Scientific classification
- Kingdom: Plantae
- Clade: Tracheophytes
- Clade: Angiosperms
- Clade: Eudicots
- Clade: Asterids
- Order: Asterales
- Family: Goodeniaceae
- Genus: Goodenia
- Species: G. quadrilocularis
- Binomial name: Goodenia quadrilocularis R.Br.
- Synonyms: Goodenia cyanea F.Muell.

= Goodenia quadrilocularis =

- Genus: Goodenia
- Species: quadrilocularis
- Authority: R.Br.
- Conservation status: P2
- Synonyms: Goodenia cyanea F.Muell.

Species of plant

Goodenia quadrilocularis is a species of flowering plant in the family Goodeniaceae and is endemic to south-coastal areas in the south-west of Western Australia. It is an erect, woody perennial herb with egg-shaped to lance-shaped leaves with toothed edges, and racemes of yellow flowers.

==Description==
Goodenia quadrilocularis is an erect, woody perennial herb that typically grows to a height of 50 cm and is more or less glabrous. The leaves are egg-shaped to lance-shaped with the narrower end towards the base, mostly arranged at the base of the plant, 30–50 mm long and 10–17 mm wide, with toothed edges. The flowers are arranged in racemes up to 300 mm long, with lance-shaped bracts 5–20 mm long and lance-shaped bracteoles 2–5 mm long. Each flower is on a pedicel 2–5 mm long with lance-shaped sepals about 5 mm long. The petals are yellow, about 20 mm long, the lower lobes of the corolla about 7 mm long with wings 2–2.5 mm wide. Flowering occurs from September to December and the fruit is a cylindrical capsule about 15 mm long.

==Taxonomy and naming==
Goodenia quadrilocularis was first formally described in 1810 by Robert Brown in his Prodromus Florae Novae Hollandiae et Insulae Van Diemen. The specific epithet (quadrilocularis) refers to the four locules of the fruit.

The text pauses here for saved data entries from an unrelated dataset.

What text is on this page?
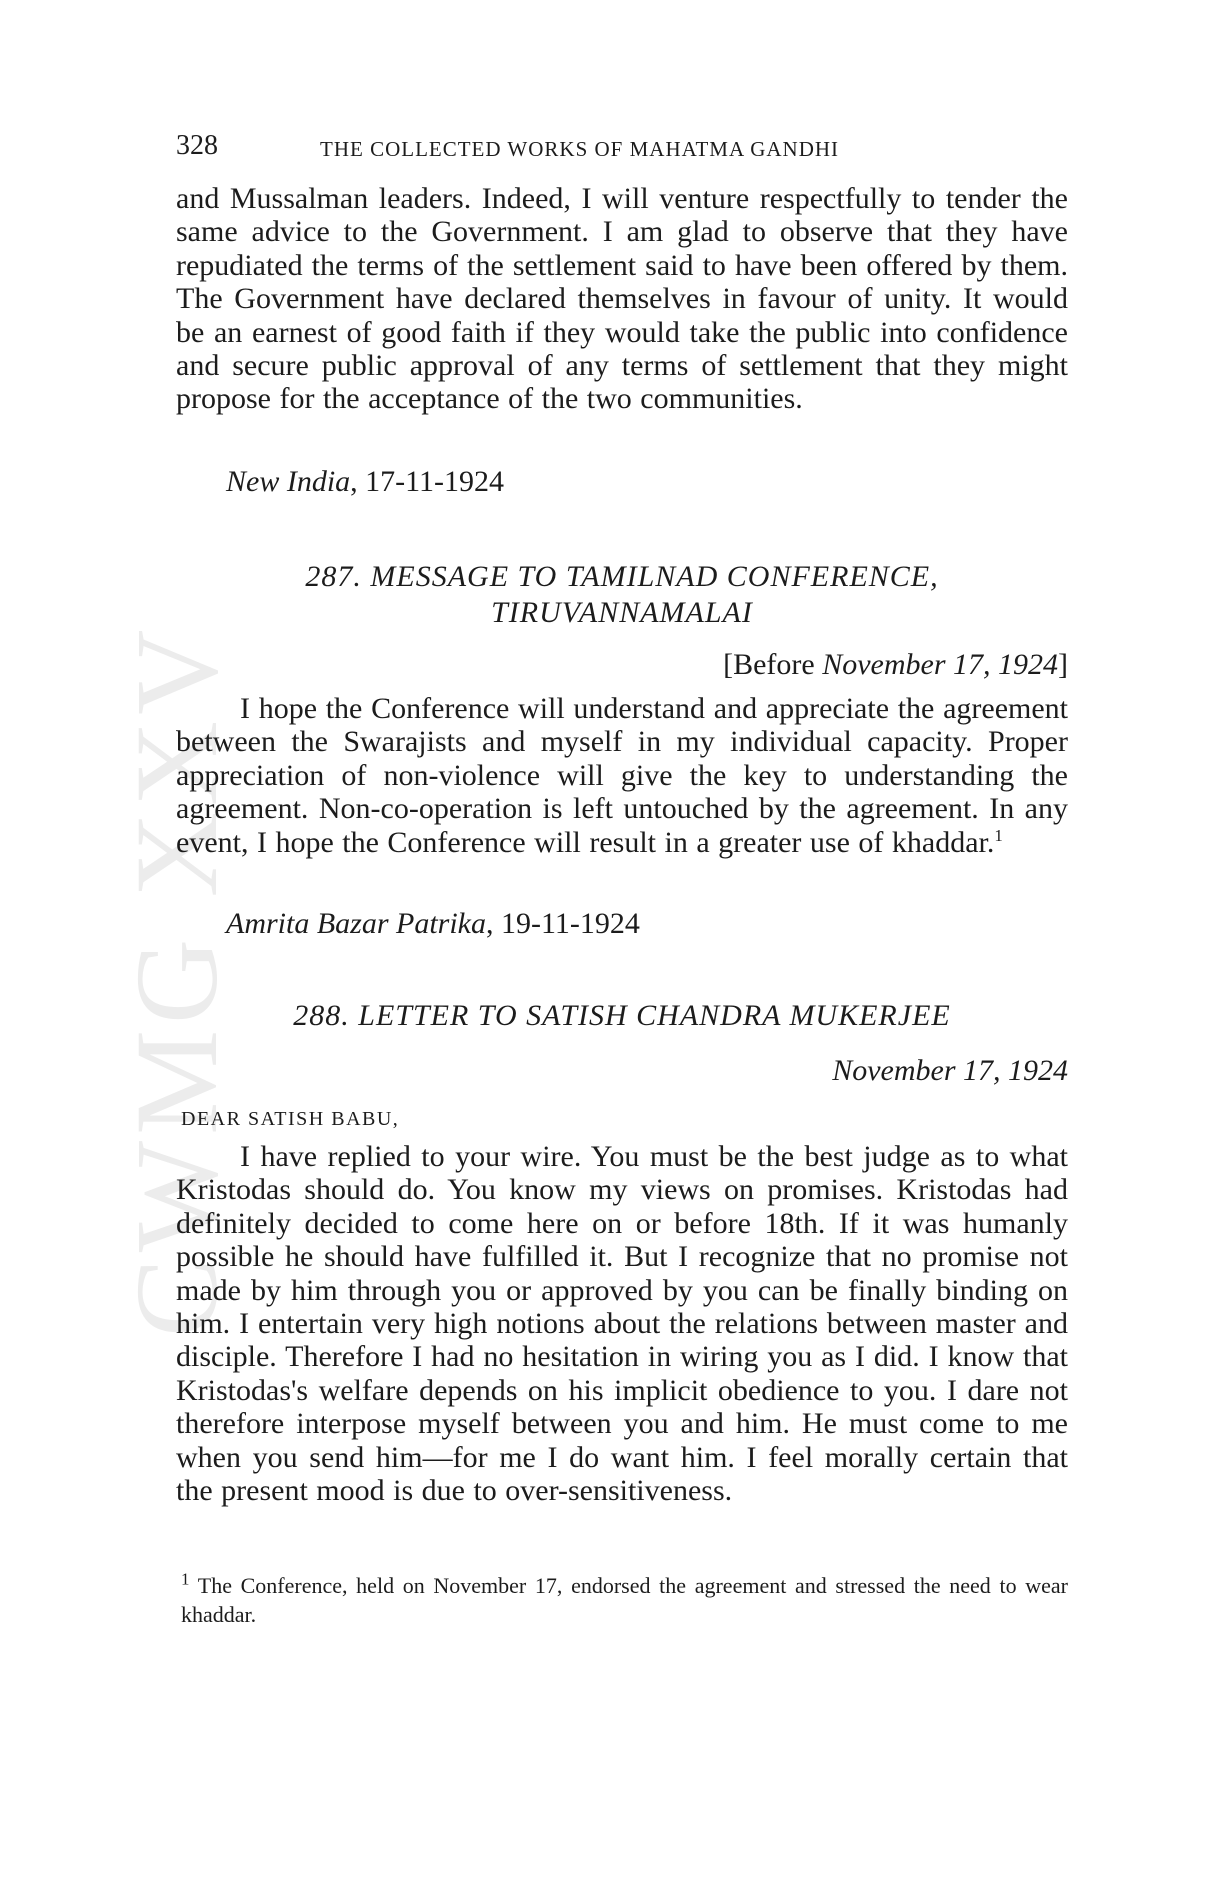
CWMG XXV
328	THE COLLECTED WORKS OF MAHATMA GANDHI

and Mussalman leaders. Indeed, I will venture respectfully to tender the same advice to the Government. I am glad to observe that they have repudiated the terms of the settlement said to have been offered by them. The Government have declared themselves in favour of unity. It would be an earnest of good faith if they would take the public into confidence and secure public approval of any terms of settlement that they might propose for the acceptance of the two communities.

New India, 17-11-1924
287. MESSAGE TO TAMILNAD CONFERENCE,
TIRUVANNAMALAI
[Before November 17, 1924]

I hope the Conference will understand and appreciate the agreement between the Swarajists and myself in my individual capacity. Proper appreciation of non-violence will give the key to understanding the agreement. Non-co-operation is left untouched by the agreement. In any event, I hope the Conference will result in a greater use of khaddar.$^1$

Amrita Bazar Patrika, 19-11-1924
288. LETTER TO SATISH CHANDRA MUKERJEE
November 17, 1924
DEAR SATISH BABU,

I have replied to your wire. You must be the best judge as to what Kristodas should do. You know my views on promises. Kristodas had definitely decided to come here on or before 18th. If it was humanly possible he should have fulfilled it. But I recognize that no promise not made by him through you or approved by you can be finally binding on him. I entertain very high notions about the relations between master and disciple. Therefore I had no hesitation in wiring you as I did. I know that Kristodas's welfare depends on his implicit obedience to you. I dare not therefore interpose myself between you and him. He must come to me when you send him—for me I do want him. I feel morally certain that the present mood is due to over-sensitiveness.

$^1$ The Conference, held on November 17, endorsed the agreement and stressed the need to wear khaddar.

==Distribution and habitat==
This goodenia grows on sand dunes and granite outcrops mostly near Cape Le Grand.

==Conservation status==
Goodenia quadrilocularisis classified as "Priority Two" by the Western Australian Government Department of Parks and Wildlife meaning that it is poorly known and from only one or a few locations.